PENILIK ADA DAN BISA

Senin, 17 Mei 2021

NONFORMAL, DIPUSARAN PROGRAM SEKOLAH PENGGERAK (PSP)

 



M. Kasim

Mohon maaf, untuk ke-kali sekian, selalu menyuarakan (opini ?) ketimpangan pendidikan formal vs nonformal. Namun bukan maksud mempertajam sinyalemen tersebut, melainkan ingin menjernihkan suasana agar yang di dalam dan dipermukaan sama adanya.

Hampir setahun, hiruk-pikuk Program Sekolah Penggerak (PSP) mewarnai geliat pendidikan. Program yang diturunkan dari kebijakan Mas Menteri, ternyata mendapatkan sambutan dengan penuh antusiasme dari akademisi, praktisi, birokrasi dan pemangku jabatan yang terkait.
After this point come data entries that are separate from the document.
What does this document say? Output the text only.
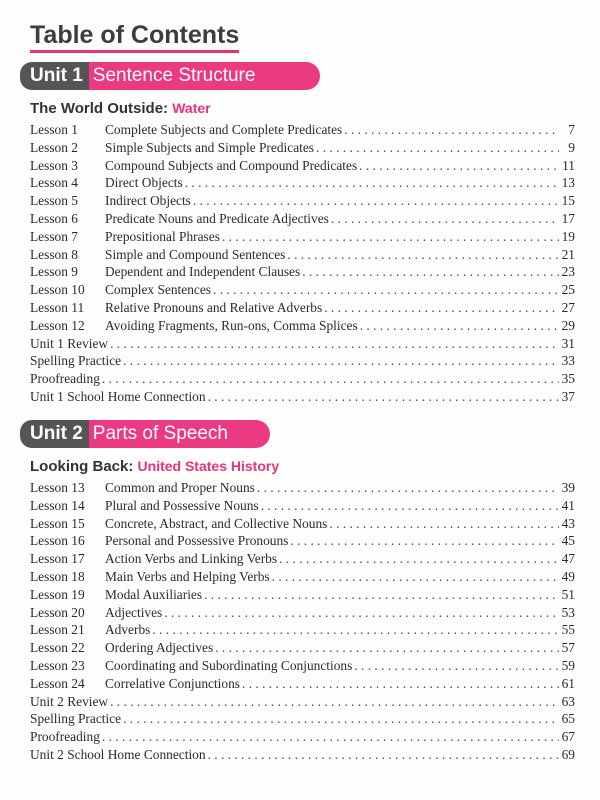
Table of Contents
Unit 1 Sentence Structure

The World Outside: Water

Lesson 1	Complete Subjects and Complete Predicates . . .	7
Lesson 2	Simple Subjects and Simple Predicates . . .	9
Lesson 3	Compound Subjects and Compound Predicates . . .	11
Lesson 4	Direct Objects . . .	13
Lesson 5	Indirect Objects . . .	15
Lesson 6	Predicate Nouns and Predicate Adjectives . . .	17
Lesson 7	Prepositional Phrases . . .	19
Lesson 8	Simple and Compound Sentences . . .	21
Lesson 9	Dependent and Independent Clauses . . .	23
Lesson 10	Complex Sentences . . .	25
Lesson 11	Relative Pronouns and Relative Adverbs . . .	27
Lesson 12	Avoiding Fragments, Run-ons, Comma Splices . . .	29
Unit 1 Review . . .	31
Spelling Practice . . .	33
Proofreading . . .	35
Unit 1 School Home Connection . . .	37
Unit 2 Parts of Speech

Looking Back: United States History

Lesson 13	Common and Proper Nouns . . .	39
Lesson 14	Plural and Possessive Nouns . . .	41
Lesson 15	Concrete, Abstract, and Collective Nouns . . .	43
Lesson 16	Personal and Possessive Pronouns . . .	45
Lesson 17	Action Verbs and Linking Verbs . . .	47
Lesson 18	Main Verbs and Helping Verbs . . .	49
Lesson 19	Modal Auxiliaries . . .	51
Lesson 20	Adjectives . . .	53
Lesson 21	Adverbs . . .	55
Lesson 22	Ordering Adjectives . . .	57
Lesson 23	Coordinating and Subordinating Conjunctions . . .	59
Lesson 24	Correlative Conjunctions . . .	61
Unit 2 Review . . .	63
Spelling Practice . . .	65
Proofreading . . .	67
Unit 2 School Home Connection . . .	69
Namun sayangnnya, ada hal yang terlewatkan (bukan dilewati?), yaitu keterlibatan para pemangku jabatan dari pendidikan jalur nonformal,   tidak memperoleh porsi dan peran yang seimbang. Jika dicermati, itu bersumber pada tidak dijadikannya PTK nonformal menjadi sasaran PSP. Apa yang melatarbelakanginya? Diharapkan, dan sekali lagi dengan penuh harap, semua itu bukan bentuk diabaikannya jalur pendidikan nonformal, yang dalam peraturan perundang-undangan dijamin kesetaraannya dengan jalur formal.

 

Sekilas PSP

Sebagaimana tercantum dalam konsiderans Kepmendikbud Nomor 1177/M/2020, tentang Program Sekolah Penggerak, adalah dalam rangka meningkatkan mutu pendidikan, perlu menyelenggarakan program sekolah penggerak sebagai model satuan pendidikan bermutu.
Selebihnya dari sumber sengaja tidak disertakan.